The participants were given either no reward, a small reward, or a large reward. The size of the reward depended on the difficulty of the task. The low difficulty task participants received a smaller reward than the high difficulty tasks. If there was no reward, the screen would skip the results screen and proceed to the subsequent trial.
The researchers assessed the mood of the participants before the trials and at the end of twelve rounds. To assess the mood of the participants, they were asked to rate themselves on a scale from 0 indicating bad mood to 100 indicating good mood. However, they were shown a smiling face and a sad face instead of numbers.
Previous studies have shown that monetary rewards do not improve the performance and mood of participants who have been clinically diagnosed with pain. Hence, researchers hypothesised that participants from the sub-clinical group would show a lesser effect of monetary reward on mood when compared to the group of people with no pain. The team also investigated whether the task’s difficulty affected the interaction between pain, mood response, and behaviour.
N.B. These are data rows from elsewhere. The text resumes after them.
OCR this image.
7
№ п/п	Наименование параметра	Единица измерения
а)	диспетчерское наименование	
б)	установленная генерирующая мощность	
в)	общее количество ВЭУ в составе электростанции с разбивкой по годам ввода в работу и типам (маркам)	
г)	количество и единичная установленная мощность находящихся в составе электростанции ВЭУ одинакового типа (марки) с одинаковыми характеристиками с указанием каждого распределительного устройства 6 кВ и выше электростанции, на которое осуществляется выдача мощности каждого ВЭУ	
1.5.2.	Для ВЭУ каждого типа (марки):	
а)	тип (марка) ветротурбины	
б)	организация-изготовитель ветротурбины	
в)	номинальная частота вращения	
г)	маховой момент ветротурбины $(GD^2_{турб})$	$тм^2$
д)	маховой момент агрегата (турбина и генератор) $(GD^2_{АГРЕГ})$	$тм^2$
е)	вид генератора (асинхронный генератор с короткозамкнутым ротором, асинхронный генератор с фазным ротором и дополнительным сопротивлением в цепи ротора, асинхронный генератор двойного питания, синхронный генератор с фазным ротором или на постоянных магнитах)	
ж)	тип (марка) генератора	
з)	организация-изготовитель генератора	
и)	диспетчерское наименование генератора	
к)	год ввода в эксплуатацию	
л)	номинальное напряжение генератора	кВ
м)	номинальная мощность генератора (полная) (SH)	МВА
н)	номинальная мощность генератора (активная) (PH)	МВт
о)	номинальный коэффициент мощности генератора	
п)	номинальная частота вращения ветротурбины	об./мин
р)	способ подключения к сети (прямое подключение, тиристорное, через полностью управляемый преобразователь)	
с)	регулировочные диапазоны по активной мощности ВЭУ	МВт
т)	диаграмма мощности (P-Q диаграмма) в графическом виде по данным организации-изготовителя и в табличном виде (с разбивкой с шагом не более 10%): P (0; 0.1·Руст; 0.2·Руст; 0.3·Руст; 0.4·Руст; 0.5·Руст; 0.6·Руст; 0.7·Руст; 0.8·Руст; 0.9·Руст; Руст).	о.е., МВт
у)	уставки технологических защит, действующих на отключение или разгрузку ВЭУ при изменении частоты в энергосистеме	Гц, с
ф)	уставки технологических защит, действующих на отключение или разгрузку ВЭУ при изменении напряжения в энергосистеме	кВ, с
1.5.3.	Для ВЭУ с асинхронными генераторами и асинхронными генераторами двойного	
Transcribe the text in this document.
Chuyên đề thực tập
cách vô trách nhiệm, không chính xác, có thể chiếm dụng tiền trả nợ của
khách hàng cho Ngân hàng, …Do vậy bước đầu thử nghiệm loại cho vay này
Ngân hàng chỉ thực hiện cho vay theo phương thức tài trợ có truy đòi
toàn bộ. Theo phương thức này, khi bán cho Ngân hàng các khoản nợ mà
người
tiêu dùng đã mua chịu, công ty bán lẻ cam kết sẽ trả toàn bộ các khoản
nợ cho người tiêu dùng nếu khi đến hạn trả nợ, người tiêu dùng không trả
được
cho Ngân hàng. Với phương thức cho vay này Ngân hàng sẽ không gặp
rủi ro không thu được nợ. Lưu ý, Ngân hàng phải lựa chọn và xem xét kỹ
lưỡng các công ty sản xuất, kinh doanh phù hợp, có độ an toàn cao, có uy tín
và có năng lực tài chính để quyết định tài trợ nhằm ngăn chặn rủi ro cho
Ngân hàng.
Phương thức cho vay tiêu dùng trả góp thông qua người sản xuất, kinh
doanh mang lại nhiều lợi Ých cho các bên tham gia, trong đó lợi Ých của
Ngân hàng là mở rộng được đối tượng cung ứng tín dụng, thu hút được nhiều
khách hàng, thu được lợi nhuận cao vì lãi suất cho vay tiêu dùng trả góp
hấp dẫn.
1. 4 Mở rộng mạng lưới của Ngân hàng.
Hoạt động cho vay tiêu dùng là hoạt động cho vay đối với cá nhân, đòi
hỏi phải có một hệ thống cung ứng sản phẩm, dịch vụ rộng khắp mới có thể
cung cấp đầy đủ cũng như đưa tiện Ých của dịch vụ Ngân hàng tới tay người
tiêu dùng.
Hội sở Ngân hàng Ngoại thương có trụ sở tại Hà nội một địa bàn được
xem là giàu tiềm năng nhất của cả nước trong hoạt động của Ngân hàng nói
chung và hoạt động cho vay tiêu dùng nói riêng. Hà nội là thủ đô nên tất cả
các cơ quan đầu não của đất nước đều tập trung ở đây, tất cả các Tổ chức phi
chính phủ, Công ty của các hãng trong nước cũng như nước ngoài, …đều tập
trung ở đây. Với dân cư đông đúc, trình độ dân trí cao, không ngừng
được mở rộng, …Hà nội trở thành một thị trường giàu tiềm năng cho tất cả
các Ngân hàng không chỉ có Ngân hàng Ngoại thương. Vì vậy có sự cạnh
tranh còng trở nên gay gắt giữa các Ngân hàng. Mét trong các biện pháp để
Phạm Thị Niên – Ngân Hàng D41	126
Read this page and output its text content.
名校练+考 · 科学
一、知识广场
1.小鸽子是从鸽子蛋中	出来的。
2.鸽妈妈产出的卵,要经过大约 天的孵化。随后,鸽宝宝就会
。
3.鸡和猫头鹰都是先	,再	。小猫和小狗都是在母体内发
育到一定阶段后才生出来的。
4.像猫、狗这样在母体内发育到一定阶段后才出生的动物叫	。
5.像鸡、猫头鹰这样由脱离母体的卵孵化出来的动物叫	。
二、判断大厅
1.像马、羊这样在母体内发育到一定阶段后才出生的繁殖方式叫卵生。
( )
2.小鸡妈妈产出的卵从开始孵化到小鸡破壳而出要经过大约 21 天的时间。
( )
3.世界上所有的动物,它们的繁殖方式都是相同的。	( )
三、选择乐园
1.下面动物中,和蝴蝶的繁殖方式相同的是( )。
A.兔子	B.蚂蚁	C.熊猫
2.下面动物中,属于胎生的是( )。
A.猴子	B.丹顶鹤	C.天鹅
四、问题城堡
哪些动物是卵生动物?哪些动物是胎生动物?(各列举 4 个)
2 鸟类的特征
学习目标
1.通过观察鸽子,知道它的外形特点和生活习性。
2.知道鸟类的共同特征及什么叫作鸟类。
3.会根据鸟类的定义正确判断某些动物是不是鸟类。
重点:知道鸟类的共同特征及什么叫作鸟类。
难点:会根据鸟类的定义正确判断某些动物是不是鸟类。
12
While recruiting university students in Switzerland for the study, the researchers excluded individuals with a history of depression or other psychiatric disorders. The sub-clinical participants exhibited significant pain symptoms as reported by them on a questionnaire. The sub-clinical and no pain groups were further divided into two groups based on the difficulty of the task. All chosen participants had to do one task – either of low or high difficulty.
The results from the study were analysed using statistical software. There was no significant difference seen in the mood of the group with no pain and the sub-clinical group before the trials were conducted. In addition to the previously stated hypothesis, the authors also expected that if participants get more money, their mood will be better. The analyses showed that participants who did not experience pain did indeed have higher average mood scores for the larger reward condition than smaller. However, this was not observed in the sub-clinical pain group. There was no significant difference in mood depending on the reward. Additionally, the team observed that all participants were more accurate in the low difficulty task when compared to the high difficulty task.
“This study is the first of its kind to investigate how the reward-pain relationship works in a sub- clinical population,” say the researchers. It gives valuable information on how pain affects reward processing without the additional effects of medicines. In terms of next steps, Professor Rashmi Gupta, Cognitive and Behavioural Neuroscience Lab, Department of Humanities and Social Sciences, IIT Bombay, says they “plan to do the same study with the university students in India to explore the cross-cultural differences.”